Daly is bringing winners back to Downton once again

The last couple of seasons have not been kind to Ludlow’s resident trainer Henry Daly, who trains at Downton Hall, just 4 miles north east of the racecourse. Between December 2020 and the following March, his horses finished in front just twice, fittingly, the second victory in our own Forbra Gold Cup. As Henry told the Racing Post at the time, “We’ve just had a shocker, it’s just the way it was. It’s injuries, some of them haven’t been particularly healthy, and just a load of things. Nobody remembers when you’re second.” A little harsh a self-judgement from someone who’s trained over 600 winners.

Daly is of the old school of trainer, and it served him well during the golden days of fifteen years or so ago, when 30 winners from 250 runners a season was the norm, and horses like Young Spartacus and The Mighty Man were offering access to The Winners Enclosure at the Festival and Aintree. But it’s a competitive world out there, and the tradition of the owner-breeder has been largely superseded by the demand for instant results of the modern – day owner with deep pockets but short patience.

And patience is something you need in spades living in rural Shropshire, where for all the on-trend foodies propping up popular food or literature festivals at a certain time of year, the pace of life is slower than 100 miles further east. Were any statistics available to prove it, I’d stake a bet that life expectancy in the Welsh Marches is higher than in outer London, where the pace of life is somewhat more frenetic. Patience is also needed in spades when training horses; if there’s something to go wrong with them, it probably will.

Daly learnt his trade from none other than Captain Tim Forster, who probably christened the phrase “old school”. As a former cavalry officer, “the Captain” ran a highly efficient training operation, initially from Letcombe Regis, near Wantage, then, on invitation from former racecourse steward Micky Wiggin, at his family estate at Downton. Daly, as his assistant – or more probably ADC – was able to pick up the reins when Forster retired in 1998 after being diagnosed with bone marrow cancer.

No-one doubts Daly’s training ability, but it’s a sad fact of today’s world that the pursuit of new owners with leisure pounds to spend is a more important part of any trainer’s business skillset than training thoroughbreds. The growth of syndicates with mass participation, has all but made the small owner-breeder the rump of the current ownership cadre. As the stated head of the organisation, the trainer is responsible for bringing new bloodstock, and the wherewithal to pay for it, into the yard. Daly won’t be alone in finding the art of selling his own talents a tricky sell, even slightly distasteful! Social media coverage from some bright young thing in the office is one thing, but schmoozing moneyed folk in the clubs of London or Birmingham is not everyone’s cup of tea. And by “bright young thing” in this instance, I mean Henry’s able and dynamic partner, Clarissa, who runs the Pony Racing Authority in her spare time.
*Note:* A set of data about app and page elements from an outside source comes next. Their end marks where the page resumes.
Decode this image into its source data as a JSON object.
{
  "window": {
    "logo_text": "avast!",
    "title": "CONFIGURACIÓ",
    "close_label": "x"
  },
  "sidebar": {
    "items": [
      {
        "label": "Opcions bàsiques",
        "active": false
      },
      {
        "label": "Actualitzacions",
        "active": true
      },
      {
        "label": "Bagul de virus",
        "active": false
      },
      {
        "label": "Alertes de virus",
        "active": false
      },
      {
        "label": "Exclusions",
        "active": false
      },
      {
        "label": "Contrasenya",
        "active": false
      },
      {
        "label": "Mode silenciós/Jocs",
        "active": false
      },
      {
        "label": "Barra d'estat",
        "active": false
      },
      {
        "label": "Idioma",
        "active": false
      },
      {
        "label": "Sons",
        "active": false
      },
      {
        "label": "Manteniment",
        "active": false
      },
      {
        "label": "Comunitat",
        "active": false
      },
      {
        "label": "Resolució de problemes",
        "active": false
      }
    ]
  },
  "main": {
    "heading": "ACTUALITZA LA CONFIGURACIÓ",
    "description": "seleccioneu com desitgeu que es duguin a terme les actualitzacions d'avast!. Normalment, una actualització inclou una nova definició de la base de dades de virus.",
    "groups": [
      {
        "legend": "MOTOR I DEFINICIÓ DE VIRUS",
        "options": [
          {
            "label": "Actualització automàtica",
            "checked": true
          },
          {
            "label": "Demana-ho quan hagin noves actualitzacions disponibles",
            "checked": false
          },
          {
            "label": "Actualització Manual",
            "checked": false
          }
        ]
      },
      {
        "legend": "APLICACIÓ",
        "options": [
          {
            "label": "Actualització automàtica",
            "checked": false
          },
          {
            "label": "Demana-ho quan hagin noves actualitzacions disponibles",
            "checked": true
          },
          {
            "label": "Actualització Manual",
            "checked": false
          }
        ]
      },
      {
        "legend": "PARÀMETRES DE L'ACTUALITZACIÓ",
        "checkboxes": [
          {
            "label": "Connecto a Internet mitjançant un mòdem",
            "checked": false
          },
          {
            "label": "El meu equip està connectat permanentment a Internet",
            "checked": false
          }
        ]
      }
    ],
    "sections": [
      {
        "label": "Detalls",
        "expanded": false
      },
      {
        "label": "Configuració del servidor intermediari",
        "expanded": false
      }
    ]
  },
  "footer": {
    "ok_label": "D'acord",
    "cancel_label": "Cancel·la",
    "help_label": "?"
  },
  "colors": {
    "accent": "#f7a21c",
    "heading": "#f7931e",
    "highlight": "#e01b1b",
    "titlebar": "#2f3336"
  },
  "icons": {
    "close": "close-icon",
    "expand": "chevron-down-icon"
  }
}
At Hereford today, however, that long road back to the top continued for the Downton team when amateur Alice Stevens kicked home winner number 6 of the new term in the 3m Sky Sports 415 Hands & Heels Conditional Riders Handicap Hurdle. Assuredly not Daly’s finest winner, nor Hereford’s finest race, but one small piece in a rehabilitation back to more frequent success.

Go Henry, we’re rooting for you. Hereford on a Monday is merely an aperitif for bigger ambitions.